Wearables
Ankkoro Emotion Sense: Emotionsgesteuerte Spiele durch neues Wearable

Das französisch-amerikanische Start-up Ironova hat das am Handgelenk zu tragende Wearable „Ankkoro Emotion Sense“ für Videospiele entwickelt, das die Emotionen des Trägers erfasst und kontinuierlich in das Videospiel einfließen lässt. Dies könnte dabei helfen, das Spiel noch realistischer zu gestalten.
von Vera Bauer am 15. Januar 2017

Spiele in der virtuellen Realität sollen sich so echt wie möglich anfühlen. Entwickler wollen dem Nutzer ein Spielerlebnis zeigen, dass er nicht mehr missen möchte. Wir haben hier auf Mobile Geeks bereits über die Hardware und die Software gesprochen, sowie Steuerungsmöglichkeiten für Virtual Reality. Auch, dass Avatare für die fiktive Welt wichtig sind, haben wir festgestellt. Was fehlt nun noch? Das französisch-amerikanische Start-up Ironova hat die Antwort: Emotionen, die fehlen.

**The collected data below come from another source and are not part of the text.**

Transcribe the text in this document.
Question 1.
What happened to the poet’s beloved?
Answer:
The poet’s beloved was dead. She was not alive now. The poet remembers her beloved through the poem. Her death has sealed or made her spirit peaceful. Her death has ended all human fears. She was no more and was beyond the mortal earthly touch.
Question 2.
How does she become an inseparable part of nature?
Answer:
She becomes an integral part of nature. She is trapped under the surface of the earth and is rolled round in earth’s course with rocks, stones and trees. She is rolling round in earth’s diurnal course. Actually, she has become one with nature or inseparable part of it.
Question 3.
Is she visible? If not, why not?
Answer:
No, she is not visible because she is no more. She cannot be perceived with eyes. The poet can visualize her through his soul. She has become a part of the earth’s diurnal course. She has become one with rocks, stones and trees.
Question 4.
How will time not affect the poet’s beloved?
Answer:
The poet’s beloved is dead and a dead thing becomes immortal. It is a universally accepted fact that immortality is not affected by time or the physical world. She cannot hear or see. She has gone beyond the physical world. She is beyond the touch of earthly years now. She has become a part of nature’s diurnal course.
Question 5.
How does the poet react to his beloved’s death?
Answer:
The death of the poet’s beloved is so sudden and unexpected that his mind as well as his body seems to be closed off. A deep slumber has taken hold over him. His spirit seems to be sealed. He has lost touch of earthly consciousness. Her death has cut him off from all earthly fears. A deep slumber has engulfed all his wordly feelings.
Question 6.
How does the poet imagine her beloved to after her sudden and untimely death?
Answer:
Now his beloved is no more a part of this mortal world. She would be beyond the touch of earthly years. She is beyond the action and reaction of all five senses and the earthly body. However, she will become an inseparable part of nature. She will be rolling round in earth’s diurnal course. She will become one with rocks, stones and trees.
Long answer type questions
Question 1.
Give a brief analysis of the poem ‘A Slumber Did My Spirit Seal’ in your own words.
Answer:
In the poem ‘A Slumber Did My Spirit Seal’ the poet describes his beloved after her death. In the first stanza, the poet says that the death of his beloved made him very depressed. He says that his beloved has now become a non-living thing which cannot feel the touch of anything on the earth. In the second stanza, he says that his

Dazu hat das Unternehmen auf der CES 2017 in Las Vegas ein neues Wearable vorgestellt. Man trägt das sogenannte „Ankkoro Emotion Sense“ am Handgelenk, wo es für Videospiele aller Art eingesetzt werden kann. Mit Hilfe einer eigens entwickelten Technologie erfasst das Gerät die Emotionen des Spielers und lässt sie kontinuierlich in das Spiel einfließen. Dies geschieht durch biometrische Signale, also beispielsweise die Herzfrequenz.

Das wiederum beeinflusst das Spielerlebnis. Ein Nutzer kann beispielsweise nur verschwommen sehen, wenn er in Panik gerät, und präziser spielen, wenn er entspannt ist. Das Gerät kann insgesamt sechs Emotionen erkennen: Angst, Stress, Ruhe, Konzentration, Überraschung und Gelassenheit. Das Wearable ist aber auch in der Lage den Gemütszustand des Spielers zu beeinflussen. Mit Hilfe von Vibrationen und Licht, die das Armband abgibt, kann eine Emotion verstärkt oder abgeschwächt werden.

Das Ankkoro Emotion Sense kann auch als Spielcontroller eingesetzt werden, da es mit einer Gestenerkennung ausgestattet ist. Außerdem hat das Armband einen leistungsfähigen Mikroprozessor (nRF52) sowie einen 3D Beschleunigungs-Sensor verbaut. Mit dem Computer, einer Konsole oder etwaiger anderer Spielehardware wird das Armband über Bluetooth verbunden. Der Akku in dem Gerät hält, laut Hersteller, mehrere Tage durch. Muss es dann doch mal an den Strom, wird das Wearable über eine Docking Station aufgeladen.

Das Armband zielt darauf ab, Virtual- und Augmented-Reality-Spiele mit zusätzlichen Nutzerdaten aufzuwerten. Dies könnte dabei helfen, das Spiel noch realistischer zu gestalten. Außerdem könnten auch Esport-Gamer von dem Ankkoro Emotion Sense profitieren. Man könnte so herausfinden, ob die Spieler den optimalen Zustand zum Gewinnen erreicht haben. Auch die Bewegungen pro Minute und die zurückgelegte Distanz mit der Maus, lassen sich mit dem Armband erfassen.

Bis jetzt ist das Wearable noch nicht auf dem Markt, es sollen aber bald Prototypen verfügbar sein. Wann genau das Ankkoro Emotion Sense Armband in den Handel kommt, ist noch unklar.